I held and squeezed her hand, and reassured her that if she continues the treatment, she'll have her health back. But then, deep down inside, even I was unsure. I felt I was perhaps lying, to myself, to her... even though I hope for the best, even though friends always comfort me by telling me to think positive.

In the short period of time since I arrived yesterday morning, we have already had various exchanges about her retirement plans, and about where she sees herself. We've talked frankly about  death, about leaving, about the future, about where she wants to be, how her affairs should be taken care of. These are never easy topic to broach, yet at some stage in a parent and child's relationship it has to be dealt with. Better sooner, rather than later, or perhaps it might be too late.

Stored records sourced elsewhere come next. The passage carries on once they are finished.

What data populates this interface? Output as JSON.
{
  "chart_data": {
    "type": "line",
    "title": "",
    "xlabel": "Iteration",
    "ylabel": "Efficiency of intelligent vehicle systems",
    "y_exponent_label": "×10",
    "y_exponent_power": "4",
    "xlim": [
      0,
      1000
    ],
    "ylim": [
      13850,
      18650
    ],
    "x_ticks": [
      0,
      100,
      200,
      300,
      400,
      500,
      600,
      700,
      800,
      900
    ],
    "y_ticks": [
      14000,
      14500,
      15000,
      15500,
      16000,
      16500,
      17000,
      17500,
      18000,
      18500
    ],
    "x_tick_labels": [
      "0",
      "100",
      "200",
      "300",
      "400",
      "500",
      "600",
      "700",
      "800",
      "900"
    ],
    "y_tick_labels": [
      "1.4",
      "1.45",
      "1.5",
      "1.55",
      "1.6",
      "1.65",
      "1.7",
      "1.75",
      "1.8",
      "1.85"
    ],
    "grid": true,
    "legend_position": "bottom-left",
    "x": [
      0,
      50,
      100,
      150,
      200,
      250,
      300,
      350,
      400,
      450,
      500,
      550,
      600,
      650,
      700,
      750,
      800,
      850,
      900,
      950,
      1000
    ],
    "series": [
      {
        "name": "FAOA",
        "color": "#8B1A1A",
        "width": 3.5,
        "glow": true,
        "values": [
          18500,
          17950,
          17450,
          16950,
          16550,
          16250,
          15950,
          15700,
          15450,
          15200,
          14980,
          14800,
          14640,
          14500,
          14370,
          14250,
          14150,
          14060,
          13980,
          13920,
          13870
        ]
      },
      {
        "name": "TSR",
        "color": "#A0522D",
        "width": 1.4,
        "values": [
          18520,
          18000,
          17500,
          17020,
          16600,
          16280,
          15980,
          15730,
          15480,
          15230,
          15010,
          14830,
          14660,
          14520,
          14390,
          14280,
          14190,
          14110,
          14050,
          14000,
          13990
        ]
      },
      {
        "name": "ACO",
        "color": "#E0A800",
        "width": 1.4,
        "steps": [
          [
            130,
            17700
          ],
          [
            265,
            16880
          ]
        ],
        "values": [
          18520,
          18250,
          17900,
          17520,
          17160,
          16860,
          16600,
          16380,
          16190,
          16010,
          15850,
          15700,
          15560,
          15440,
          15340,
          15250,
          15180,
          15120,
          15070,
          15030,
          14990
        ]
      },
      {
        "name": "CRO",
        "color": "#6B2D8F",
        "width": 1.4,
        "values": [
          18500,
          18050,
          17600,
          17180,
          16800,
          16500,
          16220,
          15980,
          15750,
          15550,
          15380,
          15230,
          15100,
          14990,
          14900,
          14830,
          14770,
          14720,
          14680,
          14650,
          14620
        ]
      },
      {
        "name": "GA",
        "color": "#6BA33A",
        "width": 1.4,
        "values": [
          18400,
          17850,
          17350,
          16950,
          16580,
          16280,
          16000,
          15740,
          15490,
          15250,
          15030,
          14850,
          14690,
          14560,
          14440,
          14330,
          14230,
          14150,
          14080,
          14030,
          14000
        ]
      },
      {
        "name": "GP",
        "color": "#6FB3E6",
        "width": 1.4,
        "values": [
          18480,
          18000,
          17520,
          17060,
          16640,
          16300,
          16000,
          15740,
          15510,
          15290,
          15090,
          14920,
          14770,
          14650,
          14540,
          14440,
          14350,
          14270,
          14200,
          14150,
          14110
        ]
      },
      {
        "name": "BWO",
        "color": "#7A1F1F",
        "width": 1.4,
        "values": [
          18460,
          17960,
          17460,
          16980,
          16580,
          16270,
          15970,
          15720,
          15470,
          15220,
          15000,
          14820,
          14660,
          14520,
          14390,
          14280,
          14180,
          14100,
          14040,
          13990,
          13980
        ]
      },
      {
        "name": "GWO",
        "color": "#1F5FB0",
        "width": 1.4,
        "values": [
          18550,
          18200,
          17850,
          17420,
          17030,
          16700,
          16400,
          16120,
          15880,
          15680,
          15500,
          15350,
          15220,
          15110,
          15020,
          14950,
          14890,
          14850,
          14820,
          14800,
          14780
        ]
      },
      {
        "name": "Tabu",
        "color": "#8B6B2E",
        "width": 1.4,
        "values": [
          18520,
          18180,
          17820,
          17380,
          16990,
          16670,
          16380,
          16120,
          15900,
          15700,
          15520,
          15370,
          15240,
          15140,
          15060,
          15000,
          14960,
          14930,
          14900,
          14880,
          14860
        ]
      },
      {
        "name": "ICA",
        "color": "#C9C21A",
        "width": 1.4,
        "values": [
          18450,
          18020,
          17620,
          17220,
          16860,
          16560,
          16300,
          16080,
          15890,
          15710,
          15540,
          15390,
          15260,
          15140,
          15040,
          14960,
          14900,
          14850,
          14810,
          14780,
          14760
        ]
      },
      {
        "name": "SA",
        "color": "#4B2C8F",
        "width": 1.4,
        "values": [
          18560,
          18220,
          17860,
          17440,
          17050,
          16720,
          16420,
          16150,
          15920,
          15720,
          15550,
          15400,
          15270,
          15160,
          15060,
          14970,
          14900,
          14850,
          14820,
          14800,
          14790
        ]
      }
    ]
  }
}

I just listen with an open mind. I know mum is prepared, or at least, she has already made arrangements, and I'd like to hear it from her face to face. It is never an easy topic of discussion, and made even more difficult and impersonal over the phone.

She looked calm, and our footsteps were in sync as we walked. "Brother is getting married, and he's starting a family of his own. I'm just worried about you."

"What are you worried about?" I said, even though I knew what exactly. We've had various discussions on the issue of my homosexuality, but she still cannot let it go. She still tells me how much she wants me to "find a good shelter", which is a very gender neutral euphemism for finding a partner and getting settled.

"I'm worried about your relationship. About the strange relationship you have with your friend..."

I'm not even sure if what my friend and I can be termed a "relationship", but those are just details. Various times in the last two days, she's asked me about my friend, asked about what he does, and about why he is travelling all the way across the world to see me again. Some questions I cannot answer myself. But mum has seen the big teddy bear that my friend gave me last year, and even given the bear a few strokes on his big, huggable belly. At the same time, somehow she seems very interested to know what I plan to do with him once he arrives, at times mum even offered suggestions of places to go, places to eat. She even recently asked whether my friend "takes care of me well", which I found bizarre.

"Please don't worry about me or my life. I am happy with who I am, and I want you to be happy too."

She looked at me, and then looked away. Momentarily there was a hint of sadness and disappointment. She looked at me again, and that hint of sadness and disappointment was gone, or was perhaps suppressed. "It's your choice..."

"And I'm happy with it, mum," I said.